Thinking with Drafts: Speculative Temporal Reasoning for Efficient Long Video Understanding
Pengfei Hu, Meng Cao, Yingyao Wang, Yi Wang, Jiahua Dong, Jun Song, Yu Cheng, Bo Zheng, Xiaodan Liang
TL;DR
This work tackles the inefficiency of current thinking-with-frames approaches for long video understanding by introducing SpecTemp, a dual-model speculative temporal reasoning framework that decouples temporal perception from reasoning. A lightweight draft MLLM rapidly proposes salient frames within predicted temporal regions, while a stronger target MLLM performs high-level temporal reasoning and verification, iterating until convergence. Training is supported by SpecTemp-80K, a dual-level annotated dataset built with GPT-4o, and optimized via supervised fine-tuning followed by reinforcement learning with tailored rewards for each model. Empirical results across eight benchmarks show SpecTemp achieves competitive accuracy with notably reduced inference latency, highlighting its potential for efficient real-time long-video reasoning.
Abstract
Long video understanding is essential for human-like intelligence, enabling coherent perception and reasoning over extended temporal contexts. While the emerging thinking-with-frames paradigm, which alternates between global temporal reasoning and local frame examination, has advanced the reasoning capabilities of video multi-modal large language models (MLLMs), it suffers from a significant efficiency bottleneck due to the progressively growing and redundant multi-modal context.
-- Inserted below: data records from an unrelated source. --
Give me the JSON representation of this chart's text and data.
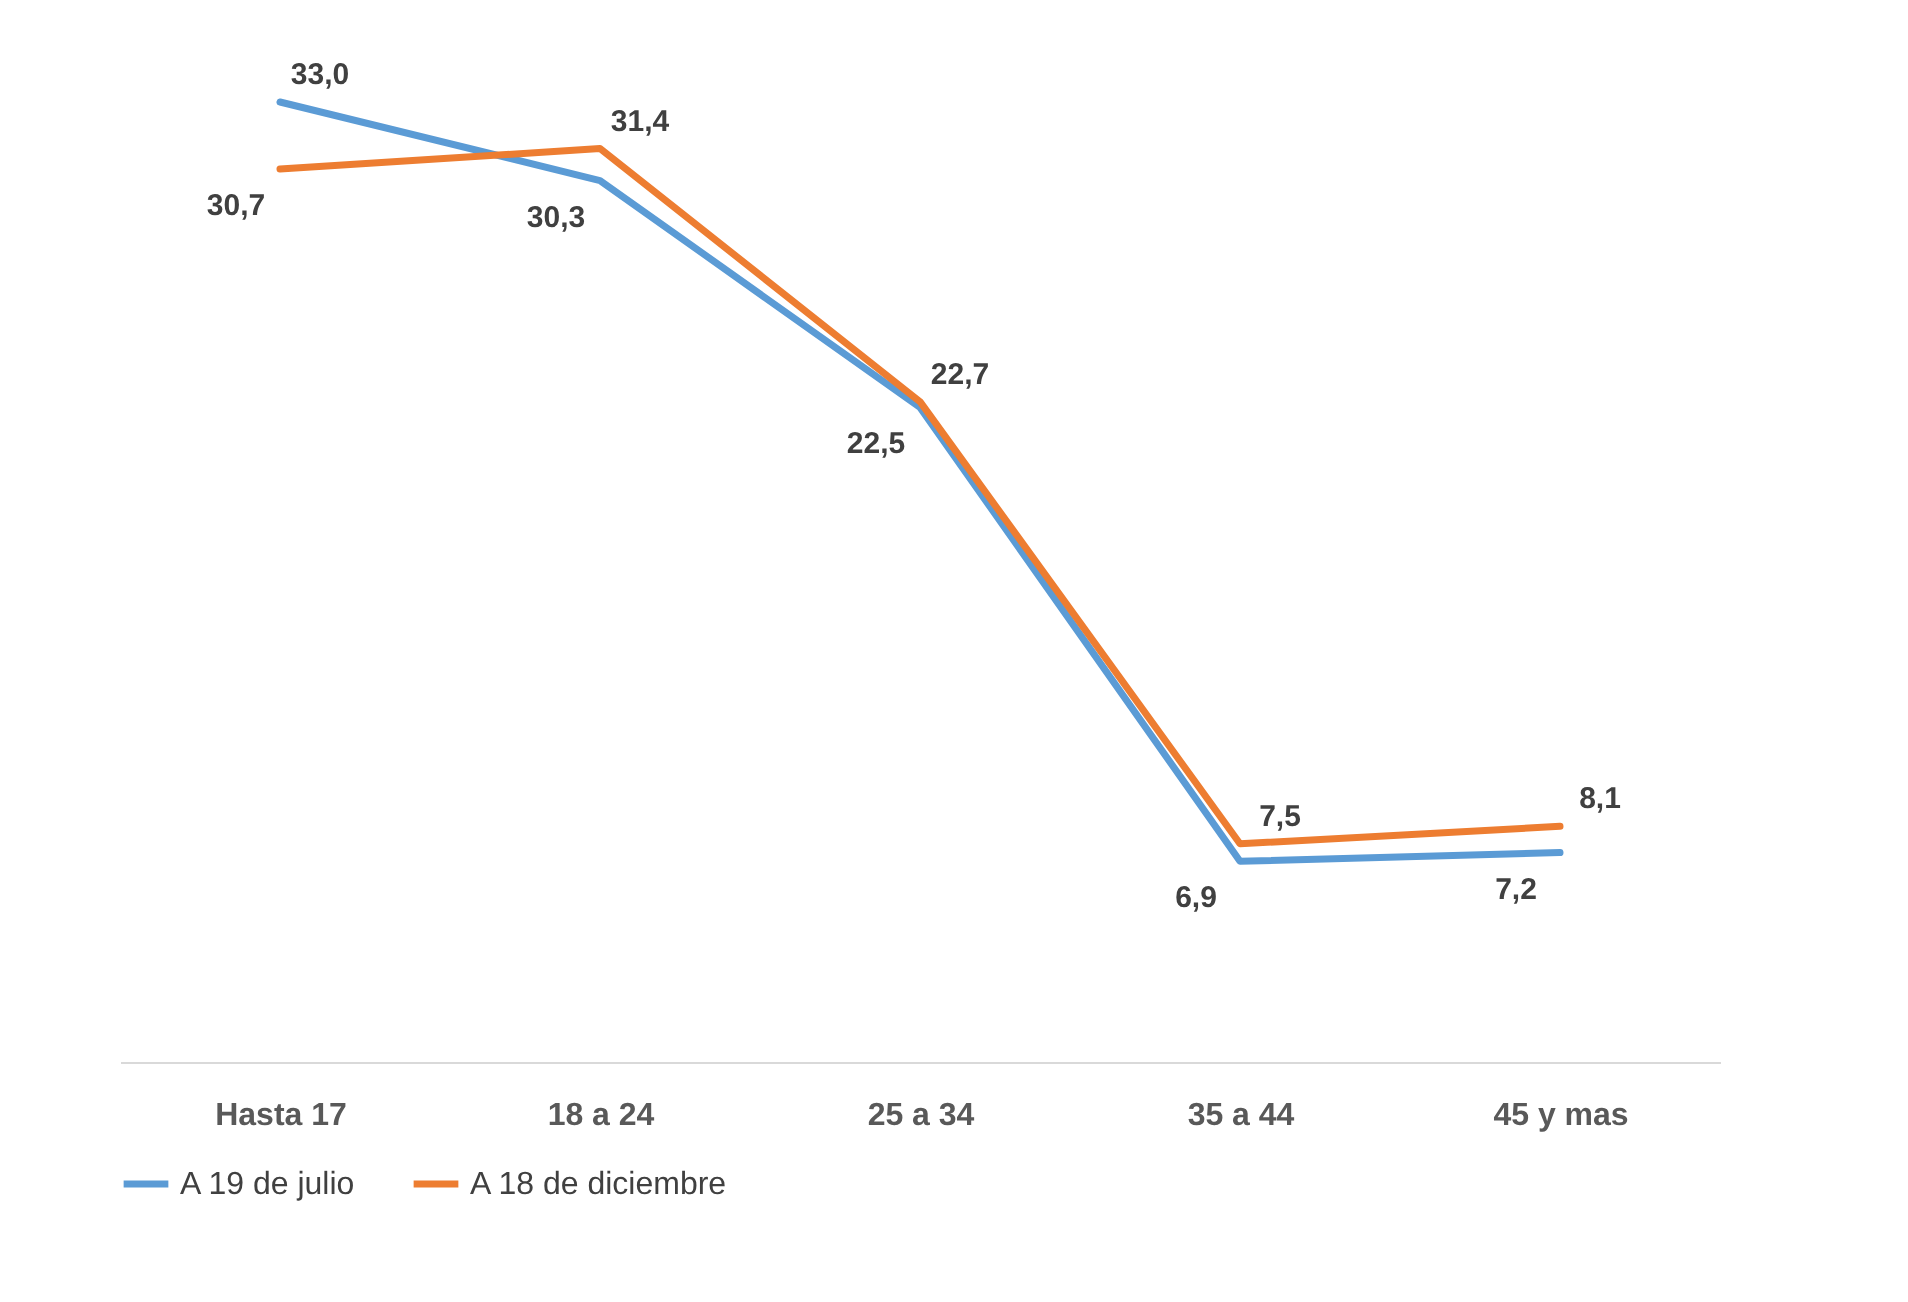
{
  "chart_data": {
    "type": "line",
    "categories": [
      "Hasta 17",
      "18 a 24",
      "25 a 34",
      "35 a 44",
      "45 y mas"
    ],
    "series": [
      {
        "name": "A 19 de julio",
        "color": "#5b9bd5",
        "values": [
          33.0,
          30.3,
          22.5,
          6.9,
          7.2
        ],
        "value_labels": [
          "33,0",
          "30,3",
          "22,5",
          "6,9",
          "7,2"
        ]
      },
      {
        "name": "A 18 de diciembre",
        "color": "#ed7d31",
        "values": [
          30.7,
          31.4,
          22.7,
          7.5,
          8.1
        ],
        "value_labels": [
          "30,7",
          "31,4",
          "22,7",
          "7,5",
          "8,1"
        ]
      }
    ],
    "legend": "bottom",
    "grid": false,
    "tick_labels": "x",
    "marker": "none",
    "line_style": "solid"
  }
}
To address this, we propose SpecTemp, a reinforcement learning-based Speculative Temporal reasoning framework that decouples temporal perception from reasoning via a cooperative dual-model design. In SpecTemp, a lightweight draft MLLM rapidly explores and proposes salient frames from densely sampled temporal regions, while a powerful target MLLM focuses on temporal reasoning and verifies the draft's proposals, iteratively refining its attention until convergence. This design mirrors the collaborative pathways of the human brain, balancing efficiency with accuracy. To support training, we construct the SpecTemp-80K dataset, featuring synchronized dual-level annotations for coarse evidence spans and fine-grained frame-level evidence. Experiments across multiple video understanding benchmarks demonstrate that SpecTemp not only maintains competitive accuracy but also significantly accelerates inference compared with existing thinking-with-frames methods.